- Born: 19 August 1722
- Died: 22 March 1781 (aged 58) Philadelphia, Pennsylvania
- Occupation: Merchant
- Children: Moses Levy, Samson Levy

= Samson Levy =

American merchant

Samson Levy (August 19, 1722—March 22, 1781) was a prominent Jewish merchant in Philadelphia during the Colonial America.

== Biography ==
Samson Levy was one of the originators of the City Dancing Assembly, a famous social organization of Philadelphia founded in 1748. In November 1765, he signed, with other merchants of the city, including six Jews, the celebrated resolutions not to import goods from England until the Stamp act had been repealed.

== Family ==
Levy had two sons, Moses and Samson.

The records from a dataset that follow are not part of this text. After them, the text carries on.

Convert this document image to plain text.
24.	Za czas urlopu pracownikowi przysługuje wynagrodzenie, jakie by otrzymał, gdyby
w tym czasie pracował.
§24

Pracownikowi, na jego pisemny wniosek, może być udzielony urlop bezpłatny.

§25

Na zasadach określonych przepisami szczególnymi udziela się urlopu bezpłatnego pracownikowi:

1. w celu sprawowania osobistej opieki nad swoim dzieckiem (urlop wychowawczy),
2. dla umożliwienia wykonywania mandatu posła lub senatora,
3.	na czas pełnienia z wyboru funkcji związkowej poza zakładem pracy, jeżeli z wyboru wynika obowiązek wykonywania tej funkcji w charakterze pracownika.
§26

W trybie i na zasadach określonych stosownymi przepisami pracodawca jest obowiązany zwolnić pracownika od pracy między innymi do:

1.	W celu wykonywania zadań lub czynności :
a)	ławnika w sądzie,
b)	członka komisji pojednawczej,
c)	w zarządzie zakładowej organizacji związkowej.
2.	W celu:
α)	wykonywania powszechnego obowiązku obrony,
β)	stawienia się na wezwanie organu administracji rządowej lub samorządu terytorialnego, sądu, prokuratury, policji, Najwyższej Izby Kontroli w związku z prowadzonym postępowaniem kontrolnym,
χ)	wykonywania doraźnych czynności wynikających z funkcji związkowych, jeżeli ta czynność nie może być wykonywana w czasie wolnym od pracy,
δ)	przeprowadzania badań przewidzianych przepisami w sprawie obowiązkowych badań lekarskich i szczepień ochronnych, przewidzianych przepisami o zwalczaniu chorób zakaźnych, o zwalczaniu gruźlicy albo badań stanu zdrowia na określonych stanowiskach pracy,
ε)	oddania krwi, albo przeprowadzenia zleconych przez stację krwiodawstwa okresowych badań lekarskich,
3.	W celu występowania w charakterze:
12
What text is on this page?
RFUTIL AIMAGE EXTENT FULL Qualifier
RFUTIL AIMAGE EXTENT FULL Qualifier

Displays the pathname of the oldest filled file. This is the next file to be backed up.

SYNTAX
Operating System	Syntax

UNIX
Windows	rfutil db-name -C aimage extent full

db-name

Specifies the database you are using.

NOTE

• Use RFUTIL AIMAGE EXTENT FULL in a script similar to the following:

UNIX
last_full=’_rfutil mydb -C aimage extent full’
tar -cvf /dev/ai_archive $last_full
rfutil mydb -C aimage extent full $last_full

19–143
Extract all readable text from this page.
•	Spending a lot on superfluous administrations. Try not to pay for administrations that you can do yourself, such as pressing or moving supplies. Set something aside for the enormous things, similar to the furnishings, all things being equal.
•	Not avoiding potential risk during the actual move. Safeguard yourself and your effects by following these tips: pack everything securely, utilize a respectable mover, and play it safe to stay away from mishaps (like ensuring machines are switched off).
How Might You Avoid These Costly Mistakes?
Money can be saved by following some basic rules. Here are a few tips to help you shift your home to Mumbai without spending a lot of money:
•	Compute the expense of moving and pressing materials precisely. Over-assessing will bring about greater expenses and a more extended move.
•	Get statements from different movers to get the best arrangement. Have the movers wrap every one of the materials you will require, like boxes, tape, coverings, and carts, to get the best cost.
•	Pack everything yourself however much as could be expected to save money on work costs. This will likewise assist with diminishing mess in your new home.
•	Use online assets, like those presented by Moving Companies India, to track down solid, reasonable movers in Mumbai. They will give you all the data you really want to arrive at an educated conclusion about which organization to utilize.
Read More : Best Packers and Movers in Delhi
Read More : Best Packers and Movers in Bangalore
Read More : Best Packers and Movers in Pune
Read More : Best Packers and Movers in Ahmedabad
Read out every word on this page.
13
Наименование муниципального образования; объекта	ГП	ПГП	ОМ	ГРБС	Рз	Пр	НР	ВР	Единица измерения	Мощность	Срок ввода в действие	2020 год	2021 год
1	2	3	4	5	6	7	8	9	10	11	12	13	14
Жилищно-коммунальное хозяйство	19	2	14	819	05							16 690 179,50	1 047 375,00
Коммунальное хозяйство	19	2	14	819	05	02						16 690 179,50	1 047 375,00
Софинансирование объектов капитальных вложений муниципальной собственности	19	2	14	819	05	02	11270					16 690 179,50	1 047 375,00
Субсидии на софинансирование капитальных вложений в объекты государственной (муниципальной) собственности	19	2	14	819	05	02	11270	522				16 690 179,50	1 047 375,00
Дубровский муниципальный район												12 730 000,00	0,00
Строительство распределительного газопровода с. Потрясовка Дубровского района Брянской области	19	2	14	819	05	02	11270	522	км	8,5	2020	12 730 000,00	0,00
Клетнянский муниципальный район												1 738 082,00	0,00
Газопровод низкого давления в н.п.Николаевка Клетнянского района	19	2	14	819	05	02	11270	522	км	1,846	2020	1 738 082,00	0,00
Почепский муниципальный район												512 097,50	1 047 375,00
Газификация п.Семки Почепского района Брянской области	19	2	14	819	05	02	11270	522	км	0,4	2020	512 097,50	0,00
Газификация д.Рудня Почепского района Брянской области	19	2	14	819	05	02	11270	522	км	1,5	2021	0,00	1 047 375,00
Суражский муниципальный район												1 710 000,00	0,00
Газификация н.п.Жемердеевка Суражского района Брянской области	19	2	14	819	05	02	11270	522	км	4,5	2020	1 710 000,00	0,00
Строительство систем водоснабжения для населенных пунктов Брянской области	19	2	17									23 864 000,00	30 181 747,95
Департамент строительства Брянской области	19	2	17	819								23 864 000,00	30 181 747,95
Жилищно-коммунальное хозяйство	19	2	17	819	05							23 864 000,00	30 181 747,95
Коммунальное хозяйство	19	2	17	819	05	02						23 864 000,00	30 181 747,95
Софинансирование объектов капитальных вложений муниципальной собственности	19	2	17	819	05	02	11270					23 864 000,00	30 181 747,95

Moses Levy was educated at the University of Pennsylvania, from which he graduated in 1776. On March 19, 1778, he was admitted to the bar; from 1802 to 1822 he was recorder of Philadelphia; from 1822 to 1825, presiding judge of the district court for the city and county of Philadelphia. At one time he was a member of the Pennsylvania legislature, and he was a trustee of the University of Pennsylvania for twenty-four years. Samson Levy (b. Philadelphia 1761; d. there December 15, 1831) studied law with his brother Moses; was admitted to the bar on June 9, 1787, and became one of the best-known lawyers of the city. He was one of the incorporators of the Pennsylvania Academy of the Fine Arts.